Die Umarmung ihrer Kollegin tat Demi Moore gut. Beinahe sah es so aus, als müsste sie von Jennifer Aniston gestützt werden - so zerbrechlich wirkte sie. Blass und erschreckend dünn trippelte die 48- Jährige vergangene Woche in New York über den roten Teppich, um ihr Regiedebüt "Five" zu promoten. Sie versuchte zu lächeln, doch es gelang ihr nicht so recht. Wie auch: Ihr Mann Ashton Kutcher, sonst zu solchen Gelegenheiten meist an ihrer Seite, fehlte; zwei Tage zuvor hatten die beiden ihren sechsten Hochzeitstag 4000 Kilometer voneinander entfernt verbracht.
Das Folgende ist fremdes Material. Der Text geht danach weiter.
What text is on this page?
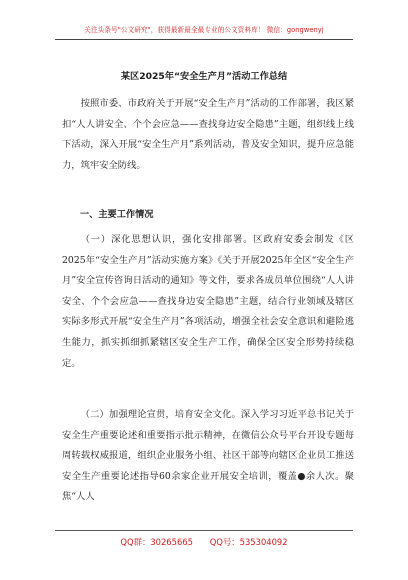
关注头条号"公文研究"，获得最新最全最专业的公文资料库！ 微信：gongwenyj
某区2025年“安全生产月”活动工作总结

按照市委、市政府关于开展“安全生产月”活动的工作部署，我区紧扣“人人讲安全、个个会应急——查找身边安全隐患”主题，组织线上线下活动，深入开展“安全生产月”系列活动，普及安全知识，提升应急能力，筑牢安全防线。

一、主要工作情况

（一）深化思想认识，强化安排部署。区政府安委会制发《区2025年“安全生产月”活动实施方案》《关于开展2025年全区“安全生产月”安全宣传咨询日活动的通知》等文件，要求各成员单位围绕“人人讲安全、个个会应急——查找身边安全隐患”主题，结合行业领域及辖区实际多形式开展“安全生产月”各项活动，增强全社会安全意识和避险逃生能力，抓实抓细抓紧辖区安全生产工作，确保全区安全形势持续稳定。

（二）加强理论宣贯，培育安全文化。深入学习习近平总书记关于安全生产重要论述和重要指示批示精神，在微信公众号平台开设专题每周转载权威报道，组织企业服务小组、社区干部等向辖区企业员工推送安全生产重要论述指导60余家企业开展安全培训，覆盖●余人次。聚焦“人人

QQ群：30265665　　QQ号：535304092
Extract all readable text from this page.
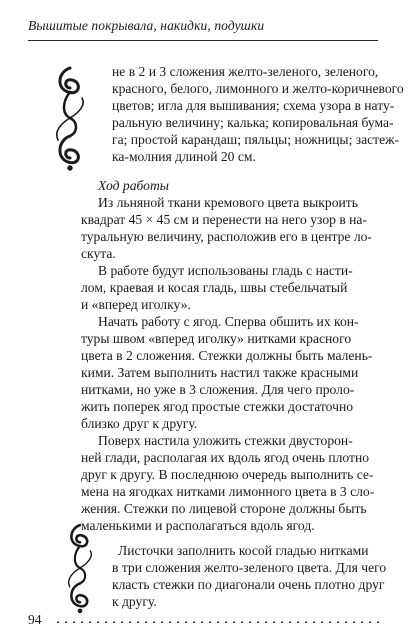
Вышитые покрывала, накидки, подушки
не в 2 и 3 сложения желто-зеленого, зеленого,
красного, белого, лимонного и желто-коричневого
цветов; игла для вышивания; схема узора в нату-
ральную величину; калька; копировальная бума-
га; простой карандаш; пяльцы; ножницы; застеж-
ка-молния длиной 20 см.
Ход работы
Из льняной ткани кремового цвета выкроить
квадрат 45 × 45 см и перенести на него узор в на-
туральную величину, расположив его в центре ло-
скута.
В работе будут использованы гладь с насти-
лом, краевая и косая гладь, швы стебельчатый
и «вперед иголку».
Начать работу с ягод. Сперва обшить их кон-
туры швом «вперед иголку» нитками красного
цвета в 2 сложения. Стежки должны быть малень-
кими. Затем выполнить настил также красными
нитками, но уже в 3 сложения. Для чего проло-
жить поперек ягод простые стежки достаточно
близко друг к другу.
Поверх настила уложить стежки двусторон-
ней глади, располагая их вдоль ягод очень плотно
друг к другу. В последнюю очередь выполнить се-
мена на ягодках нитками лимонного цвета в 3 сло-
жения. Стежки по лицевой стороне должны быть
маленькими и располагаться вдоль ягод.
Листочки заполнить косой гладью нитками
в три сложения желто-зеленого цвета. Для чего
класть стежки по диагонали очень плотно друг
к другу.
94
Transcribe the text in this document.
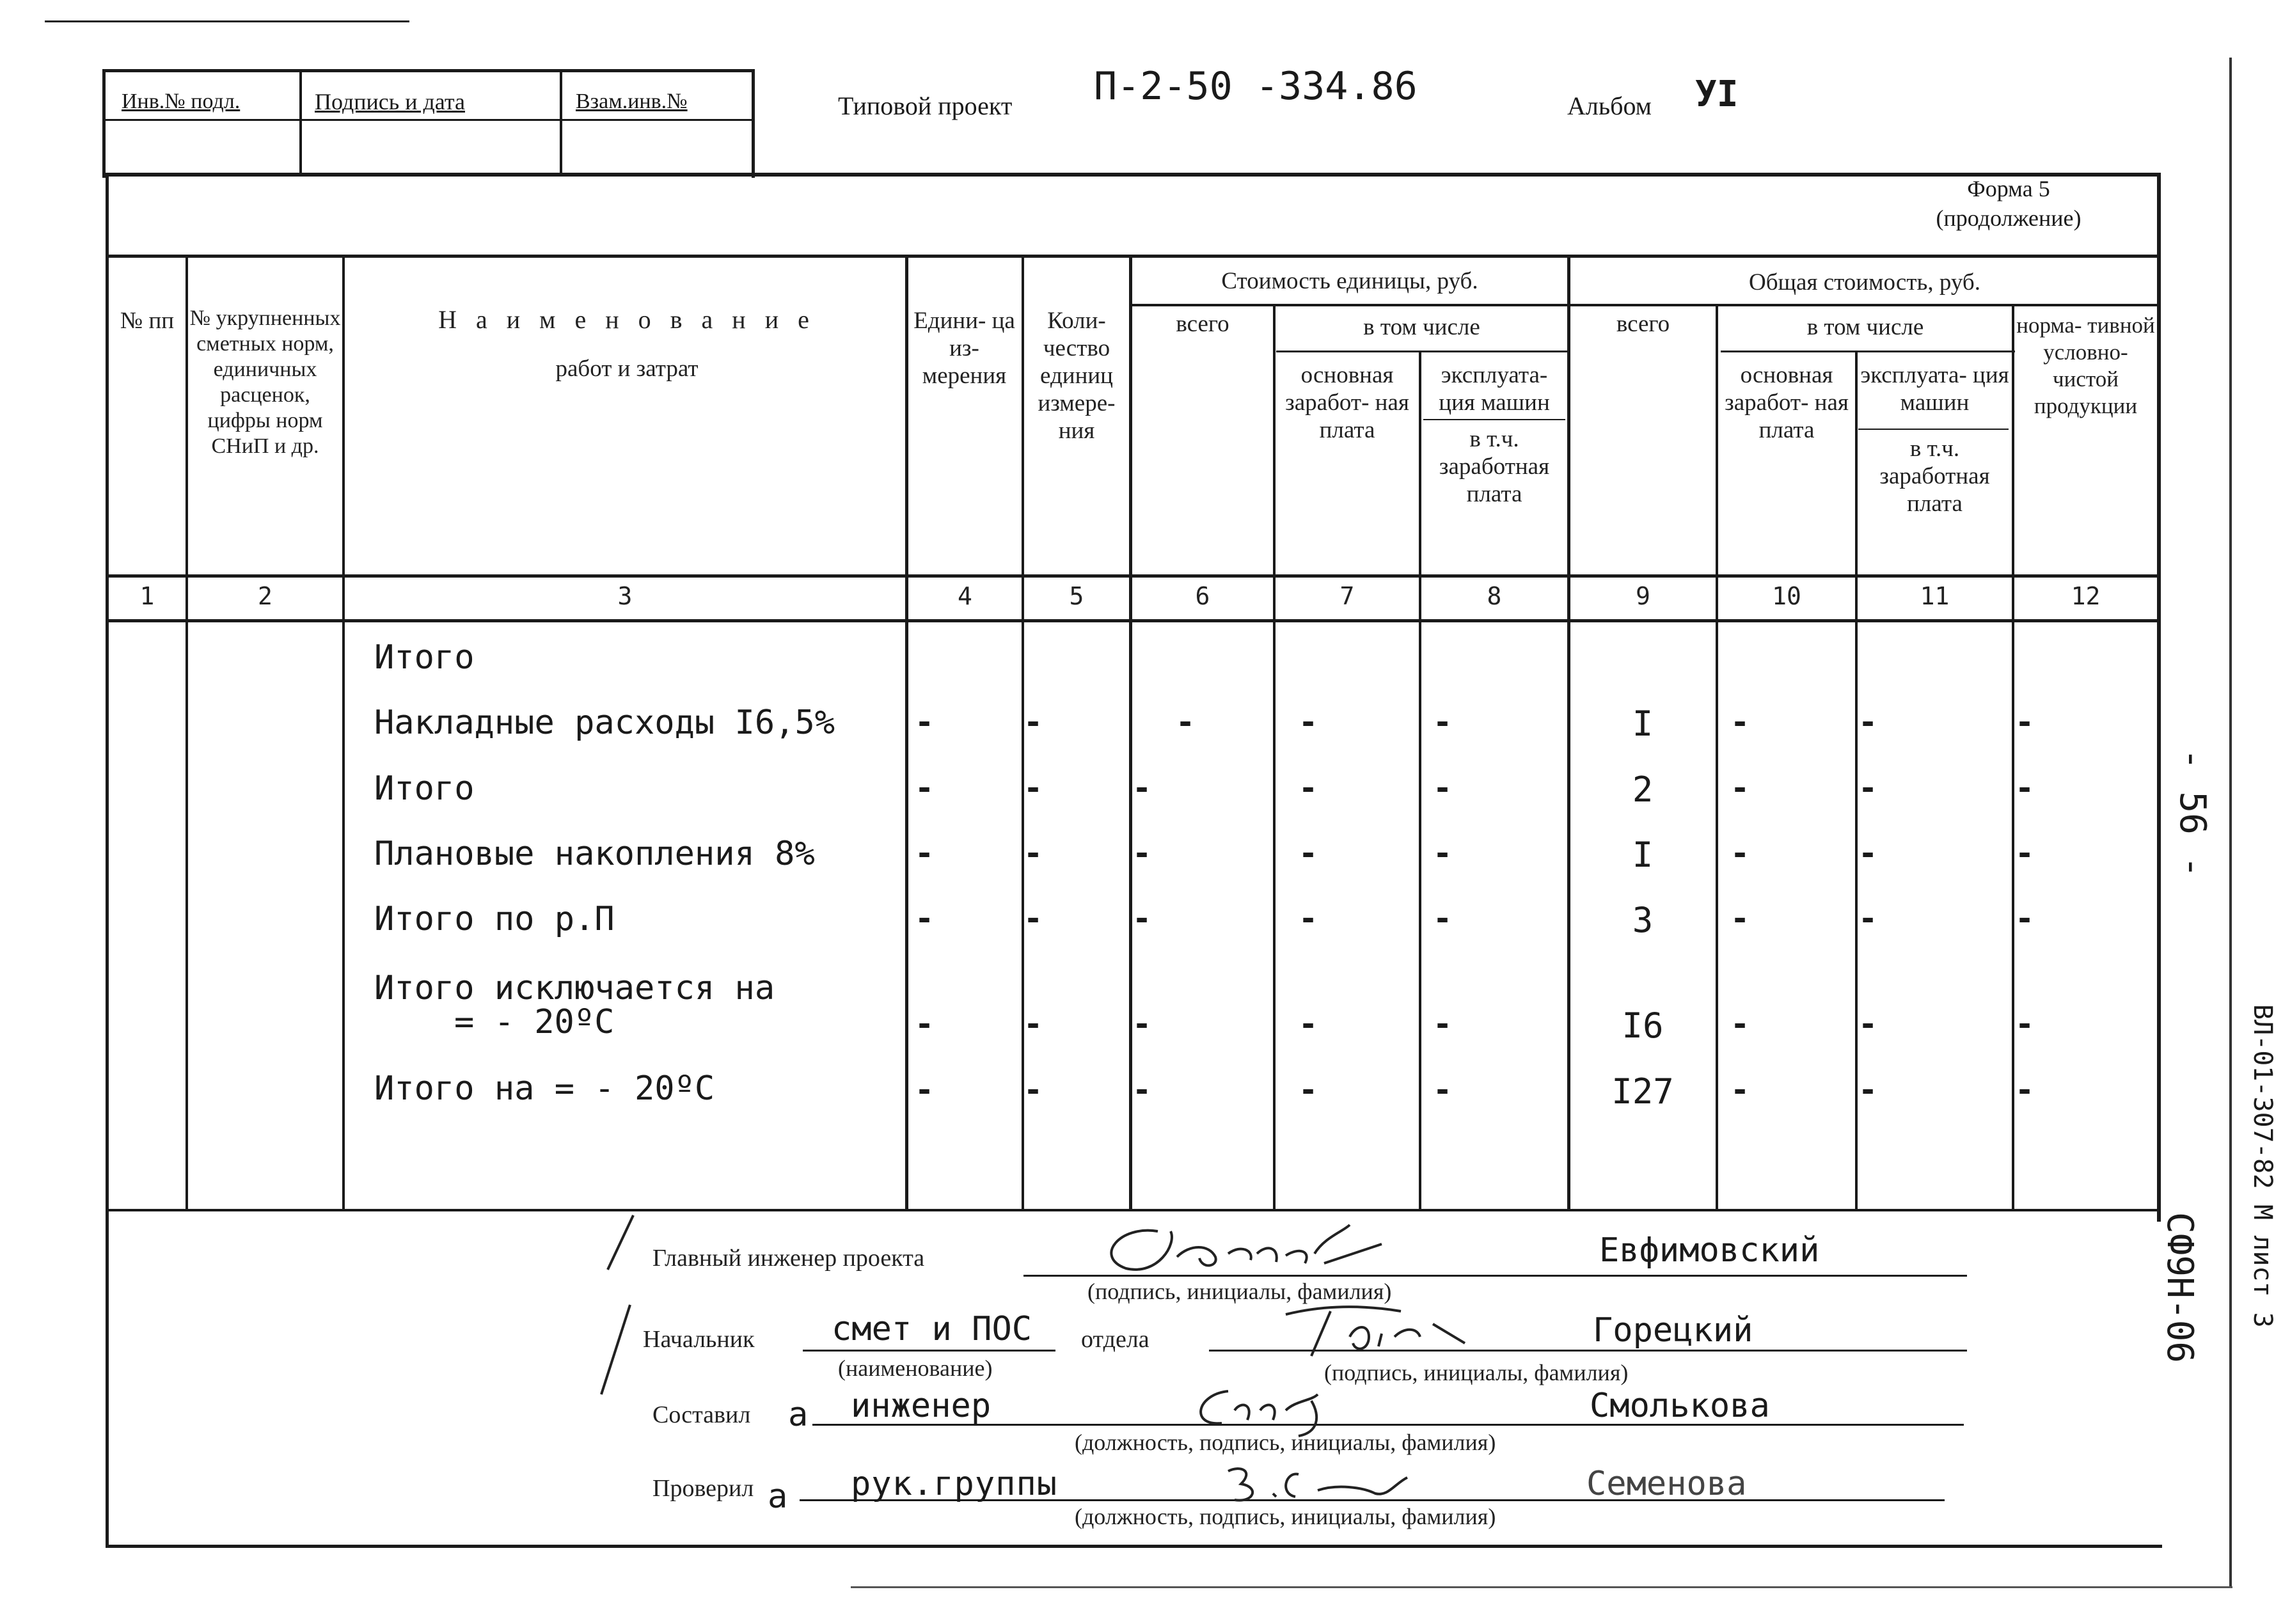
Инв.№ подл.	Подпись и дата	Взам.инв.№	Типовой проект П-2-50 -334.86	Альбом УI
Форма 5
(продолжение)
№ пп № укрупненных сметных норм, единичных расценок, цифры норм СНиП и др.
Н а и м е н о в а н и е
работ и затрат
Едини- ца из- мерения
Коли- чество единиц измере- ния
Стоимость единицы, руб.	Общая стоимость, руб.
всего	в том числе
основная заработ- ная плата
эксплуата- ция машин
в т.ч. заработная плата
всего	в том числе
основная заработ- ная плата
эксплуата- ция машин
в т.ч. заработная плата
норма- тивной условно- чистой продукции
1	2	3	4	5	6	7	8	9	10	11	12
Итого
Накладные расходы I6,5% -	-	-	-	-	I	-	-	-
Итого	-	-	-	-	-	2	-	-	-
Плановые накопления 8%	-	-	-	-	-	I	-	-	-
Итого по р.П	-	-	-	-	-	3	-	-	-
Итого исключается на
= - 20ºC	-	-	-	-	-	I6	-	-	-
Итого на = - 20ºC	-	-	-	-	-	I27 -	-	-
Главный инженер проекта	Евфимовский
(подпись, инициалы, фамилия)
Начальник смет и ПОС отдела	Горецкий
(наименование)	(подпись, инициалы, фамилия)
Составил а инженер	Смолькова
(должность, подпись, инициалы, фамилия)
Проверил а рук.группы	Семенова
(должность, подпись, инициалы, фамилия)
- 56 -
СФ9Н-06 ВЛ-01-307-82 М лист 3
Wegen beruflicher Verpflichtungen, lautete die Erklärung: Ashton drehte den Sitcom-Hit "Two And A Half Men" in Los Angeles, Demi den neuen Steven-Soderbergh- Film "Magic Mike" in New York. Dies gab Anlass für böse Gerüchte, wieder mal. Gerüchte, die jede Frau bis ins Mark erschüttern würden: Ashton habe am Vorabend des Hochzeitstags mit Freunden im "Fluxx Club" in San Diego gefeiert und nach heißen Girls Ausschau gehalten, so berichtet das "Star"-Magazin. Er habe den Club mit der 23-jährigen Blondine Sara Leal verlassen und sich mit ihr im "Hard Rock Hotel" weitervergnügt. "Meine Ehe ist schon lange kaputt", habe er ihr anvertraut, behauptet das Magazin weiter, und führte "Indizien" auf: dass die beiden Schauspieler seit August nicht mehr gemeinsam gesehen wurden. Dass Demi kein Wort darüber verlor, wie ihr die erste Folge von "Two And A Half Men" mit ihrem Gatten gefiel, die Mitte September ausgestrahlt wurde. Und dass Ashton und seine Frau ohnehin seit Längerem getrennt lebten, eine Scheidung beschlossene Sache sei - Unterstellungen, denen das Paar nicht zum ersten Mal ausgesetzt ist.
Bereits vor einem Jahr verbreitete dieselbe Zeitschrift, Ashton habe Demi mit zwei Twenty-Somethings betrogen und eine davon auf der heimischen Couch vernascht. Was soll man auch sagen, wenn die halbe Welt es doch viel besser zu wissen glaubt?
Seit Beginn ihrer Liebe mit dem 15 Jahre jüngeren Jungen aus Iowa 2003 sah sich Demi Moore Häme und Anfeindungen ausgesetzt. Dass er es ohnehin nicht ernst meine mit ihr, dass sie viel zu alt sei für ihn und ihn niemals halten könne, ätzte man - und das nicht hinter vorgehaltener Hand. Dass sie nur für ihn ihren Körper auf den Stand einer Dreißigjährigen tunen lasse, ein bisschen Botox hier, ein Boob-Job da.
Laut einer Studie des Max-Planck- Instituts macht so viel soziale Ausgrenzung krank: Frauen, die mit jüngeren Partnern liiert sind, stehen unter großem seelischem Stress, da sie gegen die soziale Norm verstoßen und sich permanent gegen Ausgrenzung wehren müssen. Ein Gefühl, das Demi offenbar tagtäglich hatte.
Sie konterte mit Twitter-Fotos im Bikini, heißen virtuellen Nachrichten für Ashton, die sie sich auf die Hand kritzelte ("Komm ins Bett, Baby") und realen Lap-Dances beim Konzert von Snoop Dogg. Machte mit ihren Töchtern auf Partys die Nacht zum Tag. Sie würde es denen, die ihr eine Midlife-Crisis andichten wollten, schon zeigen!